Attempt. Function $x\mapsto e^x$ is convex and increasing, but $x\mapsto \sqrt{x}$ is concave, so we cannot use the proposition of composition: $$(convex~\&~increasing)\circ convex=convex.$$
Definition would require to prove for all $x,~y\geqslant 1$ and $\lambda \in [0,1]$: $$e^{\sqrt{\lambda x+(1-\lambda) y}}\leqslant \lambda e^{\sqrt{ x}}+(1-\lambda)e^{\sqrt{y}}$$
but squaring doesn't work here. 
If we used continuity in order to prove mid-convexity, the problem would go like: 
$$e^{\sqrt{\frac{x+y}{2}}}\leqslant \frac{e^{\sqrt{x}}+e^{\sqrt{y}}}{2},$$
equivalently:
$$e^{\sqrt{\frac{x+y}{2}}}-e^{\sqrt{x}} \leqslant  e^{\sqrt{y}}-e^{\sqrt{\frac{x+y}{2}}}$$
(but without MVT what would we do with these differences?)   
Thanks in advance for the help.
 A: To show convexity it is enough to prove the property of a supporting hyperplane at each point, i.e.
$$e^{\sqrt{x+t}}\geq e^{\sqrt x}+t\cdot \tfrac{1}{2\sqrt x}e^{\sqrt x}\tag{*}$$
whenever $x\geq 1$ and $t+x\geq 1.$
I will just recall here how your definition of convexity follows from (*), to show that it does not use calculus.

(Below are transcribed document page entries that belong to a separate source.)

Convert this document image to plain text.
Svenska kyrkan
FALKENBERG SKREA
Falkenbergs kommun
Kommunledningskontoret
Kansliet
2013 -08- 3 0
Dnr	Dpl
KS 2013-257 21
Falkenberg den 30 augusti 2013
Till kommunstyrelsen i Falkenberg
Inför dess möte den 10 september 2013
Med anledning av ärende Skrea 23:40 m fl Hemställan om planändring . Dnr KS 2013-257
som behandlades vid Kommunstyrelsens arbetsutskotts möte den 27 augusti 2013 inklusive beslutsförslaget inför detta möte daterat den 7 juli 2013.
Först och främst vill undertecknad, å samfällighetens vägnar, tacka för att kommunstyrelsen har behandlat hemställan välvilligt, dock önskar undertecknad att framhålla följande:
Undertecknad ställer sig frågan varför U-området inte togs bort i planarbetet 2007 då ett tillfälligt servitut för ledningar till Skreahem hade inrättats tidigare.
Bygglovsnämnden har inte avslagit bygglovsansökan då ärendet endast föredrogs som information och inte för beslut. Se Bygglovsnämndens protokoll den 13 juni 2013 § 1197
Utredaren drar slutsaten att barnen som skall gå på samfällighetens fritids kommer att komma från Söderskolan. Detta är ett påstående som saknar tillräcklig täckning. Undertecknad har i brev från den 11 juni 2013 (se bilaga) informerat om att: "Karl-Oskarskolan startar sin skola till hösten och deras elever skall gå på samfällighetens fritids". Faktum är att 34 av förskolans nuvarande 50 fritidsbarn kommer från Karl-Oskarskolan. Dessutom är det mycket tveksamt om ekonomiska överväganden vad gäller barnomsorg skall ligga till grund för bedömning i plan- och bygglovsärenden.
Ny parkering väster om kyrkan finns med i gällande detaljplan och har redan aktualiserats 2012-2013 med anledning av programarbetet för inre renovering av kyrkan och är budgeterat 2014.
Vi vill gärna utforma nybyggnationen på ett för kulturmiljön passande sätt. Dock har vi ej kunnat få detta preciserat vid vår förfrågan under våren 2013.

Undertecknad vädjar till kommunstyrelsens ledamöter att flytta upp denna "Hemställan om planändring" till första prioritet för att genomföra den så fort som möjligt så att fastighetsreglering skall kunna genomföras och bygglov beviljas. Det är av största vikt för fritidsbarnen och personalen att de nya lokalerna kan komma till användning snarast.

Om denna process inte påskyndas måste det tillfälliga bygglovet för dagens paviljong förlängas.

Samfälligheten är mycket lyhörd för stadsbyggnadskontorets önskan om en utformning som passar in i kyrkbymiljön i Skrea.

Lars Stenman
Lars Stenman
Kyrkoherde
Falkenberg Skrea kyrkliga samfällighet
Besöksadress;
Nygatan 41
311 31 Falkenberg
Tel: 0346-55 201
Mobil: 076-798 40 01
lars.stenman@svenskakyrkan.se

Given $y,z\geq 1$ and $0\leq \lambda\leq 1,$ set $x=\lambda y+(1-\lambda)z.$ Then (*) gives
\begin{align*}
e^{\sqrt y}&\geq e^{\sqrt{x}} + (y-x)\cdot \frac{1}{2\sqrt x}e^{\sqrt x}\\
e^{\sqrt z}&\geq e^{\sqrt{x}} + (z-x)\cdot \frac{1}{2\sqrt x}e^{\sqrt x}\\
&\implies\\
\lambda e^{\sqrt y}+(1-\lambda)e^{\sqrt z}&\geq e^{\sqrt{x}} + (\lambda(y-x)+(1-\lambda)(z-x))\cdot \frac{1}{2\sqrt x}e^{\sqrt x}\\
&= e^{\sqrt{x}}.
\end{align*}

It remains to show (*).
For $t\leq 0$ we can use
$$\sqrt{x+t}-\sqrt{x}=\frac{t}{\sqrt{x+t}+\sqrt{x}}\geq \frac{t}{2\sqrt x}$$
to get $e^{\sqrt{x+t}-\sqrt x}\geq e^{t/2\sqrt x}\geq 1+t/2\sqrt x,$ which is (*).

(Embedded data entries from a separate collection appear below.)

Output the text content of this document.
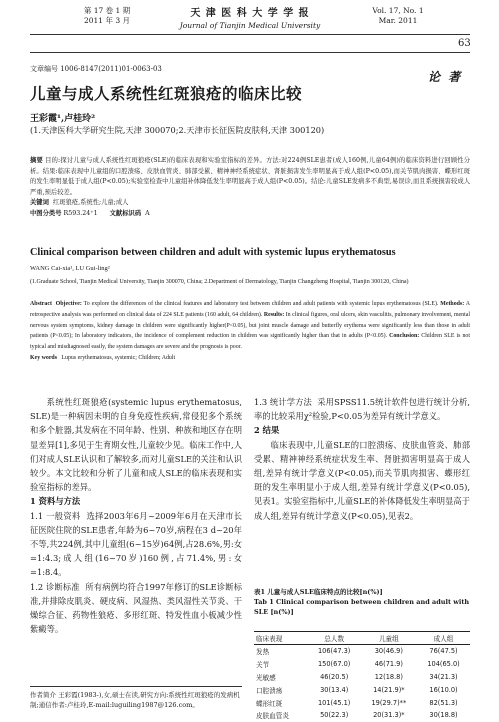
第 17 卷 1 期
2011 年 3 月
天 津 医 科 大 学 学 报
Journal of Tianjin Medical University
Vol. 17, No. 1
Mar. 2011
63
文章编号 1006-8147(2011)01-0063-03
论 著
儿童与成人系统性红斑狼疮的临床比较
王彩霞¹,卢桂玲²
(1.天津医科大学研究生院,天津 300070;2.天津市长征医院皮肤科,天津 300120)
摘要 目的:探讨儿童与成人系统性红斑狼疮(SLE)的临床表现和实验室指标的差异。方法:对224例SLE患者(成人160例,儿童64例)的临床资料进行回顾性分析。结果:临床表现中儿童组的口腔溃疡、皮肤血管炎、肺部受累、精神神经系统症状、肾脏损害发生率明显高于成人组(P<0.05),而关节肌肉损害、蝶形红斑的发生率明显低于成人组(P<0.05);实验室检查中儿童组补体降低发生率明显高于成人组(P<0.05)。结论:儿童SLE发病多不典型,易误诊,而且系统损害较成人严重,预后较差。
关键词 红斑狼疮,系统性;儿童;成人
中图分类号 R593.24⁺1 文献标识码 A
Clinical comparison between children and adult with systemic lupus erythematosus
WANG Cai-xia¹, LU Gui-ling²
(1.Graduate School, Tianjin Medical University, Tianjin 300070, China; 2.Department of Dermatology, Tianjin Changzheng Hospital, Tianjin 300120, China)
Abstract Objective: To explore the differences of the clinical features and laboratory test between children and adult patients with systemic lupus erythematosus (SLE). Methods: A retrospective analysis was performed on clinical data of 224 SLE patients (160 adult, 64 children). Results: In clinical figures, oral ulcers, skin vasculitis, pulmonary involvement, mental nervous system symptoms, kidney damage in children were significantly higher(P<0.05), but joint muscle damage and butterfly erythema were significantly less than those in adult patients (P<0.05); In laboratory indicators, the incidence of complement reduction in children was significantly higher than that in adults (P<0.05). Conclusion: Children SLE is not typical and misdiagnosed easily, the system damages are severe and the prognosis is poor.
Key words Lupus erythematosus, systemic; Children; Adult
系统性红斑狼疮(systemic lupus erythematosus, SLE)是一种病因未明的自身免疫性疾病,常侵犯多个系统和多个脏器,其发病在不同年龄、性别、种族和地区存在明显差异[1],多见于生育期女性,儿童较少见。临床工作中,人们对成人SLE认识和了解较多,而对儿童SLE的关注和认识较少。本文比较和分析了儿童和成人SLE的临床表现和实验室指标的差异。
1 资料与方法
1.1 一般资料 选择2003年6月~2009年6月在天津市长征医院住院的SLE患者,年龄为6~70岁,病程在3 d~20年不等,共224例,其中儿童组(6~15岁)64例,占28.6%,男:女=1:4.3;成人组(16~70岁)160例,占71.4%,男:女=1:8.4。
1.2 诊断标准 所有病例均符合1997年修订的SLE诊断标准,并排除皮肌炎、硬皮病、风湿热、类风湿性关节炎、干燥综合征、药物性狼疮、多形红斑、特发性血小板减少性紫癜等。
作者简介 王彩霞(1983-),女,硕士在读,研究方向:系统性红斑狼疮的发病机制;通信作者:卢桂玲,E-mail:luguiling1987@126.com。
1.3 统计学方法 采用SPSS11.5统计软件包进行统计分析,率的比较采用χ²检验,P<0.05为差异有统计学意义。
2 结果
临床表现中,儿童SLE的口腔溃疡、皮肤血管炎、肺部受累、精神神经系统症状发生率、肾脏损害明显高于成人组,差异有统计学意义(P<0.05),而关节肌肉损害、蝶形红斑的发生率明显小于成人组,差异有统计学意义(P<0.05),见表1。实验室指标中,儿童SLE的补体降低发生率明显高于成人组,差异有统计学意义(P<0.05),见表2。
表1 儿童与成人SLE临床特点的比较[n(%)]
Tab 1 Clinical comparison between children and adult with SLE [n(%)]
临床表现	总人数	儿童组	成人组
发热	106(47.3)	30(46.9)	76(47.5)
关节	150(67.0)	46(71.9)	104(65.0)
光敏感	46(20.5)	12(18.8)	34(21.3)
口腔溃疡	30(13.4)	14(21.9)*	16(10.0)
蝶形红斑	101(45.1)	19(29.7)**	82(51.3)
皮肤血管炎	50(22.3)	20(31.3)*	30(18.8)
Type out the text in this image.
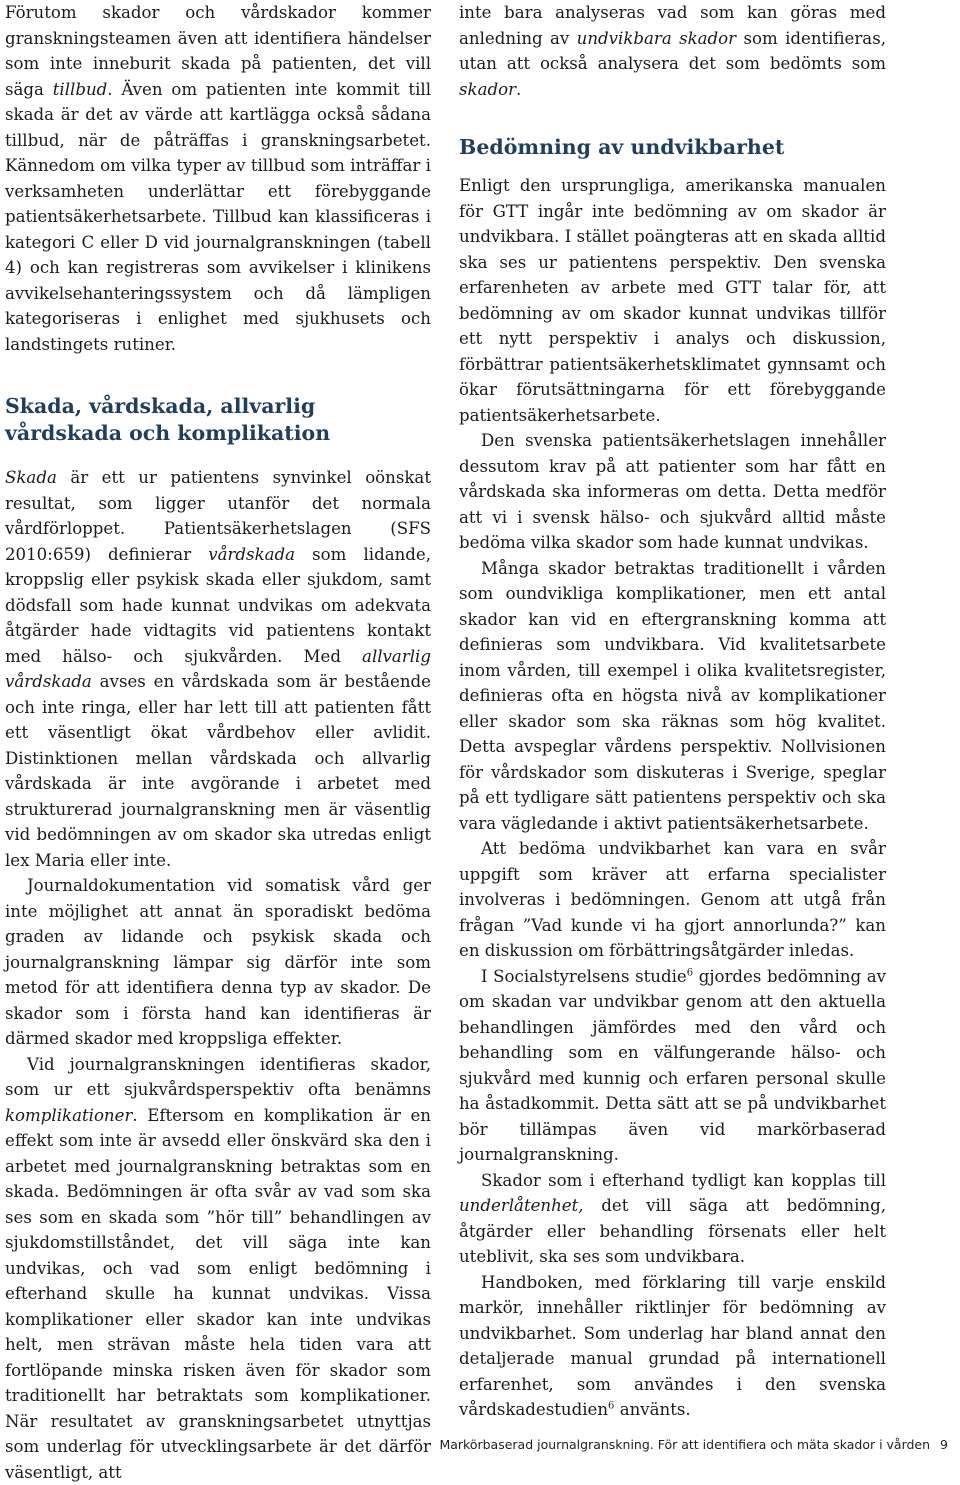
Förutom skador och vårdskador kommer granskningsteamen även att identifiera händelser som inte inneburit skada på patienten, det vill säga tillbud. Även om patienten inte kommit till skada är det av värde att kartlägga också sådana tillbud, när de påträffas i granskningsarbetet. Kännedom om vilka typer av tillbud som inträffar i verksamheten underlättar ett förebyggande patientsäkerhetsarbete. Tillbud kan klassificeras i kategori C eller D vid journalgranskningen (tabell 4) och kan registreras som avvikelser i klinikens avvikelsehanteringssystem och då lämpligen kategoriseras i enlighet med sjukhusets och landstingets rutiner.

Skada, vårdskada, allvarlig vårdskada och komplikation

Skada är ett ur patientens synvinkel oönskat resultat, som ligger utanför det normala vårdförloppet. Patientsäkerhetslagen (SFS 2010:659) definierar vårdskada som lidande, kroppslig eller psykisk skada eller sjukdom, samt dödsfall som hade kunnat undvikas om adekvata åtgärder hade vidtagits vid patientens kontakt med hälso- och sjukvården. Med allvarlig vårdskada avses en vårdskada som är bestående och inte ringa, eller har lett till att patienten fått ett väsentligt ökat vårdbehov eller avlidit. Distinktionen mellan vårdskada och allvarlig vårdskada är inte avgörande i arbetet med strukturerad journalgranskning men är väsentlig vid bedömningen av om skador ska utredas enligt lex Maria eller inte.

Journaldokumentation vid somatisk vård ger inte möjlighet att annat än sporadiskt bedöma graden av lidande och psykisk skada och journalgranskning lämpar sig därför inte som metod för att identifiera denna typ av skador. De skador som i första hand kan identifieras är därmed skador med kroppsliga effekter.

Vid journalgranskningen identifieras skador, som ur ett sjukvårdsperspektiv ofta benämns komplikationer. Eftersom en komplikation är en effekt som inte är avsedd eller önskvärd ska den i arbetet med journalgranskning betraktas som en skada. Bedömningen är ofta svår av vad som ska ses som en skada som ”hör till” behandlingen av sjukdomstillståndet, det vill säga inte kan undvikas, och vad som enligt bedömning i efterhand skulle ha kunnat undvikas. Vissa komplikationer eller skador kan inte undvikas helt, men strävan måste hela tiden vara att fortlöpande minska risken även för skador som traditionellt har betraktats som komplikationer. När resultatet av granskningsarbetet utnyttjas som underlag för utvecklingsarbete är det därför väsentligt, att

inte bara analyseras vad som kan göras med anledning av undvikbara skador som identifieras, utan att också analysera det som bedömts som skador.

Bedömning av undvikbarhet

Enligt den ursprungliga, amerikanska manualen för GTT ingår inte bedömning av om skador är undvikbara. I stället poängteras att en skada alltid ska ses ur patientens perspektiv. Den svenska erfarenheten av arbete med GTT talar för, att bedömning av om skador kunnat undvikas tillför ett nytt perspektiv i analys och diskussion, förbättrar patientsäkerhetsklimatet gynnsamt och ökar förutsättningarna för ett förebyggande patientsäkerhetsarbete.

Den svenska patientsäkerhetslagen innehåller dessutom krav på att patienter som har fått en vårdskada ska informeras om detta. Detta medför att vi i svensk hälso- och sjukvård alltid måste bedöma vilka skador som hade kunnat undvikas.

Många skador betraktas traditionellt i vården som oundvikliga komplikationer, men ett antal skador kan vid en eftergranskning komma att definieras som undvikbara. Vid kvalitetsarbete inom vården, till exempel i olika kvalitetsregister, definieras ofta en högsta nivå av komplikationer eller skador som ska räknas som hög kvalitet. Detta avspeglar vårdens perspektiv. Nollvisionen för vårdskador som diskuteras i Sverige, speglar på ett tydligare sätt patientens perspektiv och ska vara vägledande i aktivt patientsäkerhetsarbete.

Att bedöma undvikbarhet kan vara en svår uppgift som kräver att erfarna specialister involveras i bedömningen. Genom att utgå från frågan ”Vad kunde vi ha gjort annorlunda?” kan en diskussion om förbättringsåtgärder inledas.

I Socialstyrelsens studie$^6$ gjordes bedömning av om skadan var undvikbar genom att den aktuella behandlingen jämfördes med den vård och behandling som en välfungerande hälso- och sjukvård med kunnig och erfaren personal skulle ha åstadkommit. Detta sätt att se på undvikbarhet bör tillämpas även vid markörbaserad journalgranskning.

Skador som i efterhand tydligt kan kopplas till underlåtenhet, det vill säga att bedömning, åtgärder eller behandling försenats eller helt uteblivit, ska ses som undvikbara.

Handboken, med förklaring till varje enskild markör, innehåller riktlinjer för bedömning av undvikbarhet. Som underlag har bland annat den detaljerade manual grundad på internationell erfarenhet, som användes i den svenska vårdskadestudien$^6$ använts.

Markörbaserad journalgranskning. För att identifiera och mäta skador i vården 9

For $t\geq 0$ we can find an $h\geq 0$ such that $1+\tfrac{t}{2\sqrt x}=e^h.$ Since $h\geq 0$ we have $e^h\geq 1+h+h^2/2,$ so
\begin{align*}
x+t&=x+2\sqrt{x}(e^h-1)\\
&\geq x+2h\sqrt x+h^2\sqrt x\\
&\geq x+2h\sqrt x+h^2\\
&=(h+\sqrt x)^2.
\end{align*}
(This is where we need $x\geq 1.$) Taking square roots and exponentiating gives $e^{\sqrt{x+t}}\geq e^{h+\sqrt x},$ which is (*).